- Supreme Court of Canada

Hearing: May 6, 2003 Judgment: December 23, 2003
- Full case name: David Malmo‑Levine v Her Majesty The Queen; Victor Eugene Caine v Her Majesty The Queen
- Citations: [2003] 3 S.C.R. 571, 2003 SCC 74
- Prior history: R. v. Malmo-Levine, [1998] B.C.J. No. 1025 (QL) (S.C.); R. v. Caine, [1998] B.C.J. No. 885 (QL)(Prov. Ct.); R. v. Malmo-Levine et al., 2000 BCCA 335
- Ruling: Appeal dismissed.

Holding
- Parliament is authorized to criminalize possession of marijuana. Criminalization of marijuana does not infringe on Section 7 rights in the Charter. The harm principle is not a fundamental principle of natural justice.

Court membership
- Chief Justice: Beverley McLachlin Puisne Justices: Charles Gonthier, Frank Iacobucci, John C. Major, Michel Bastarache, Ian Binnie, Louise Arbour, Louis LeBel, Marie Deschamps

Reasons given
- Majority: Gonthier and Binnie JJ., joined by McLachlin C.J. and Iacobucci, Major and Bastarache JJ.
- Dissent: Arbour J. (in Caine)
- Dissent: LeBel J. (in Caine)
- Dissent: Deschamps J. (in Caine)

= R v Malmo-Levine; R v Caine =

R v Malmo-Levine; R v Caine [2003] 3 S.C.R. 571, 2003 SCC 74, is a Supreme Court of Canada decision that Parliament had the authority to criminalize the possession and trafficking of marijuana, and that power did not infringe on the section 7 of the Canadian Charter of Rights and Freedoms.

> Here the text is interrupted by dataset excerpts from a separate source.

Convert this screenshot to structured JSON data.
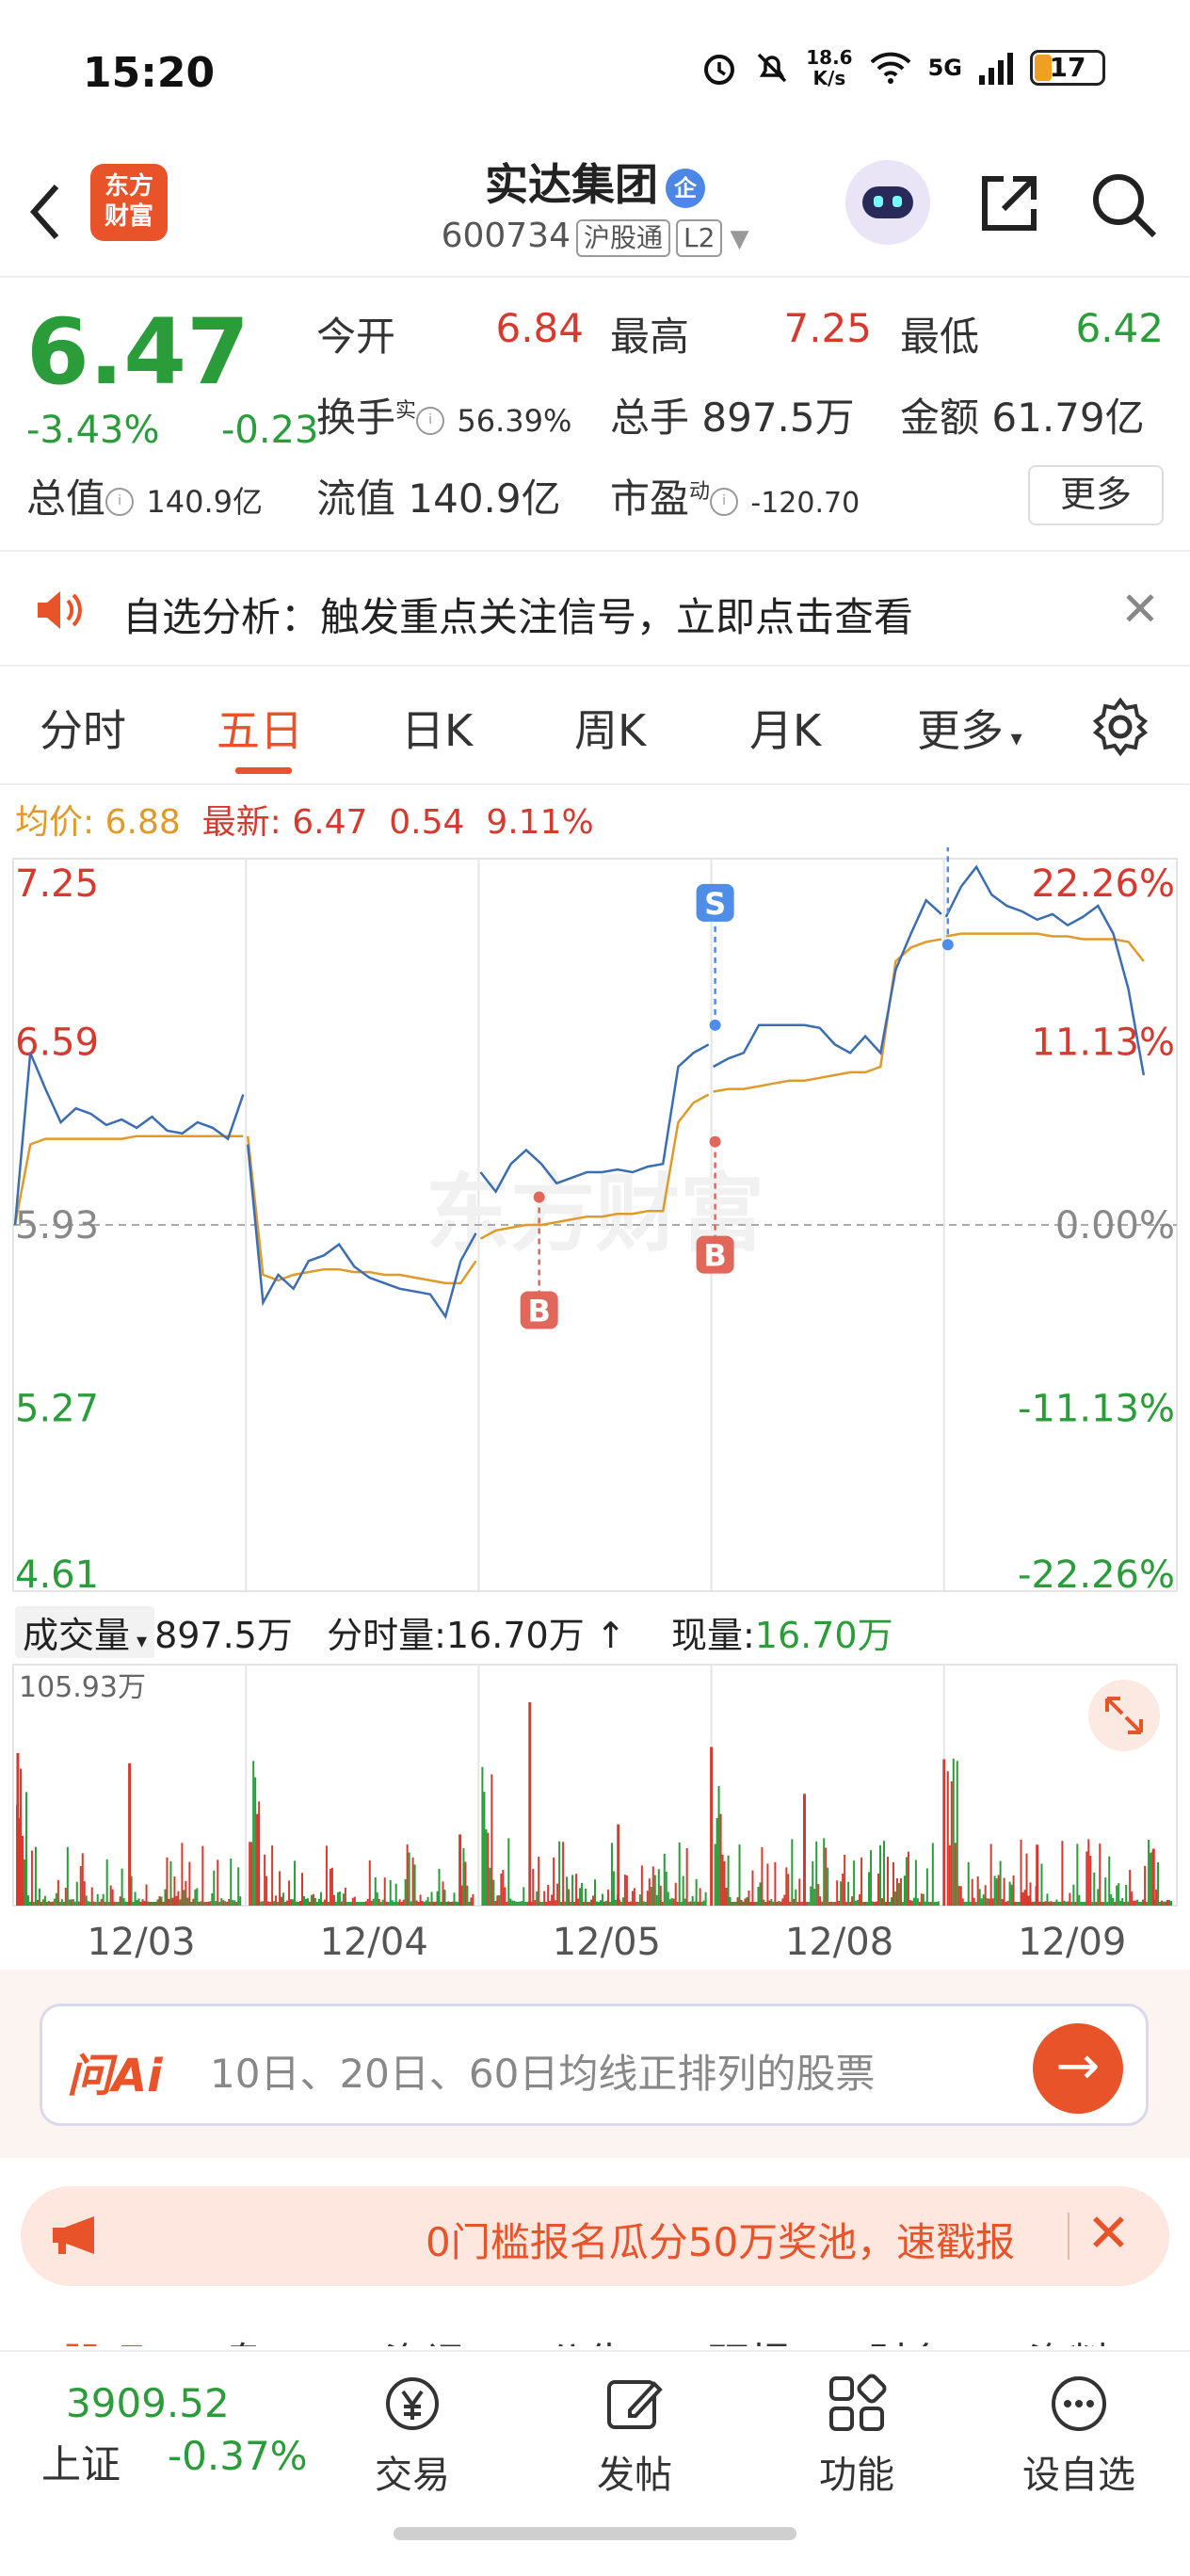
{
  "status_bar": {
    "time": "15:20",
    "net_speed_value": "18.6",
    "net_speed_unit": "K/s",
    "network": "5G",
    "battery": "17"
  },
  "header": {
    "logo_line1": "东方",
    "logo_line2": "财富",
    "title": "实达集团",
    "enterprise_badge": "企",
    "code": "600734",
    "tag1": "沪股通",
    "tag2": "L2"
  },
  "quote": {
    "price": "6.47",
    "change_pct": "-3.43%",
    "change_abs": "-0.23",
    "open_label": "今开",
    "open_value": "6.84",
    "high_label": "最高",
    "high_value": "7.25",
    "low_label": "最低",
    "low_value": "6.42",
    "turnover_label": "换手",
    "turnover_sup": "实",
    "turnover_value": "56.39%",
    "volume_label": "总手",
    "volume_value": "897.5万",
    "amount_label": "金额",
    "amount_value": "61.79亿",
    "mktcap_label": "总值",
    "mktcap_value": "140.9亿",
    "float_label": "流值",
    "float_value": "140.9亿",
    "pe_label": "市盈",
    "pe_sup": "动",
    "pe_value": "-120.70",
    "more_button": "更多"
  },
  "notice": {
    "text": "自选分析：触发重点关注信号，立即点击查看"
  },
  "tabs": {
    "items": [
      "分时",
      "五日",
      "日K",
      "周K",
      "月K",
      "更多"
    ],
    "active": "五日"
  },
  "avg_line": {
    "avg_label": "均价:",
    "avg_value": "6.88",
    "latest_label": "最新:",
    "latest_value": "6.47",
    "diff": "0.54",
    "pct": "9.11%"
  },
  "chart_data": {
    "type": "line",
    "title": "",
    "x_day_labels": [
      "12/03",
      "12/04",
      "12/05",
      "12/08",
      "12/09"
    ],
    "y_left_ticks": [
      "7.25",
      "6.59",
      "5.93",
      "5.27",
      "4.61"
    ],
    "y_right_ticks": [
      "22.26%",
      "11.13%",
      "0.00%",
      "-11.13%",
      "-22.26%"
    ],
    "ylim": [
      4.61,
      7.25
    ],
    "prev_close": 5.93,
    "series": [
      {
        "name": "",
        "values": [
          5.93,
          6.55,
          6.42,
          6.3,
          6.35,
          6.33,
          6.29,
          6.31,
          6.28,
          6.32,
          6.27,
          6.26,
          6.3,
          6.28,
          6.24,
          6.4,
          6.22,
          5.65,
          5.75,
          5.7,
          5.8,
          5.82,
          5.86,
          5.78,
          5.74,
          5.72,
          5.7,
          5.69,
          5.68,
          5.6,
          5.8,
          5.9,
          6.12,
          6.05,
          6.15,
          6.2,
          6.15,
          6.08,
          6.1,
          6.12,
          6.12,
          6.13,
          6.12,
          6.14,
          6.15,
          6.5,
          6.55,
          6.58,
          6.5,
          6.53,
          6.55,
          6.65,
          6.65,
          6.65,
          6.65,
          6.64,
          6.58,
          6.55,
          6.61,
          6.55,
          6.85,
          6.98,
          7.1,
          7.05,
          7.04,
          7.15,
          7.22,
          7.12,
          7.08,
          7.06,
          7.03,
          7.05,
          7.01,
          7.04,
          7.08,
          6.98,
          6.78,
          6.47
        ]
      },
      {
        "name": "",
        "values": [
          5.93,
          6.22,
          6.24,
          6.24,
          6.24,
          6.24,
          6.24,
          6.24,
          6.25,
          6.25,
          6.25,
          6.25,
          6.25,
          6.25,
          6.25,
          6.25,
          6.25,
          5.75,
          5.73,
          5.75,
          5.76,
          5.77,
          5.77,
          5.76,
          5.76,
          5.75,
          5.75,
          5.74,
          5.73,
          5.72,
          5.72,
          5.8,
          5.88,
          5.91,
          5.92,
          5.93,
          5.93,
          5.94,
          5.95,
          5.96,
          5.96,
          5.97,
          5.97,
          5.98,
          5.98,
          6.3,
          6.37,
          6.4,
          6.41,
          6.42,
          6.42,
          6.43,
          6.44,
          6.45,
          6.45,
          6.46,
          6.47,
          6.48,
          6.48,
          6.5,
          6.88,
          6.93,
          6.95,
          6.96,
          6.97,
          6.98,
          6.98,
          6.98,
          6.98,
          6.98,
          6.98,
          6.97,
          6.97,
          6.96,
          6.96,
          6.96,
          6.95,
          6.88
        ]
      }
    ],
    "markers": [
      {
        "label": "B",
        "type": "buy",
        "day_index": 2,
        "price": 6.03
      },
      {
        "label": "B",
        "type": "buy",
        "day_index": 3,
        "price": 6.23
      },
      {
        "label": "S",
        "type": "sell",
        "day_index": 3,
        "price": 6.65
      },
      {
        "label": "S",
        "type": "sell",
        "day_index": 4,
        "price": 6.94
      }
    ],
    "grid": true,
    "watermark": "东方财富"
  },
  "volume": {
    "label": "成交量",
    "total": "897.5万",
    "tick_label": "分时量:",
    "tick_value": "16.70万",
    "current_label": "现量:",
    "current_value": "16.70万",
    "max_label": "105.93万"
  },
  "ask_ai": {
    "brand": "问Ai",
    "placeholder": "10日、20日、60日均线正排列的股票"
  },
  "promo": {
    "text": "0门槛报名瓜分50万奖池，速戳报"
  },
  "sub_tabs": [
    "股吧",
    "盘口",
    "资讯",
    "公告",
    "研报",
    "财务",
    "资料"
  ],
  "bottom_nav": {
    "index_value": "3909.52",
    "index_name": "上证",
    "index_change": "-0.37%",
    "items": [
      "交易",
      "发帖",
      "功能",
      "设自选"
    ]
  },
  "colors": {
    "accent": "#e8532a",
    "up": "#d63a2f",
    "down": "#2a9d3a",
    "price_line": "#3b6db3",
    "avg_line": "#e09a2a"
  }
}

The Court found the harm principle is not a fundamental aspect of natural justice in Canada relevant to section 7 of the Charter.

==Background==
The decision involves two cases. The first was where David Malmo-Levine, a "marijuana/freedom activist", ran an organization in East Vancouver called the "Harm Reduction Club", which attempts to reduce the harm associated with marijuana use by educating users and the public about the drug and provide the drug at cost. In December 1996 the police raided the Harm Reduction Club and seized 316 grams of marijuana charging Malmo-Levine with possession for the purpose of trafficking.

The second case involved the 1993 arrest of Victor Caine for possession of marijuana. Caine was in his van by the ocean when two RCMP officers approached him. He was stopped and a 0.5 gram were found in his possession.

Both Caine and Malmo-Levine challenged the constitutionality of the criminalization of marijuana under the Narcotics Control Act.

Malmo-Levine's argument focused on whether there should be a requirement of harm for criminal law. He argued that the constitutional power to enact criminal law under section 91(27) of the Constitution Act, 1867 is limited to conduct that causes harm. He further argued that the "harm principle" should be a principle of fundamental justice under section 7 of the Canadian Charter of Rights and Freedoms.

== Supreme Court of Canada ==
Malmo-Levine and Caine appealed the decision of the British Columbia Court of Appeals to the Supreme Court of Canada which heard the case on May 6, 2003. On December 23, 2003, Justice Charles Gonthier and Ian Binnie jointly authored the majority decision.

=== Majority decision ===
Source:

Gonthier and Binnie JJ., writing the majority, rejected all the arguments for the requirements of harm under section 91(27) of the Constitution Act, 1867 and section 7 of the Charter. They held that Parliament need not establish harm but only a reasonable apprehension of harm.

Gonthier and Binnie looked towards R v Hauser, which held that narcotics were a new matter not considered in 1867 and so falls under the peace, order and good government power. They suggest that this case was likely wrong as narcotics is clearly a matter of criminal law.

The criminal law power, they state, includes the protection of vulnerable groups. Thus the government is able to control activities for the protection of drug users and society.

=== Dissenting opinions ===
Three Justices, Louise Arbour, Louis LeBel, and Marie Deschamps, each authored individual dissenting opinions exclusively on the Caine case.

== Aftermath ==
The legalization of cannabis possession and use was an aspect of the campaign of Justin Trudeau who became Prime Minister in 2015. Shortly after election, the Task Force on Cannabis Legalization and Regulation was convened to study the issue. The Task Force released a report on the matter on December 13, 2016.

On April 13, 2017, Minister of Justice Jody Wilson-Raybould introduced two bills the House of Commons of Canada for the legalization of cannabis. The first was the Cannabis Act, which legalized recreational cannabis use. The second An Act to amend the Criminal Code (offences relating to conveyances) (Bill C-46) increased police powers related to impaired driving such as authorizing mandatory alcohol screening without suspicion that the person is impaired; and increased punishments for driving related offences in the Criminal Code.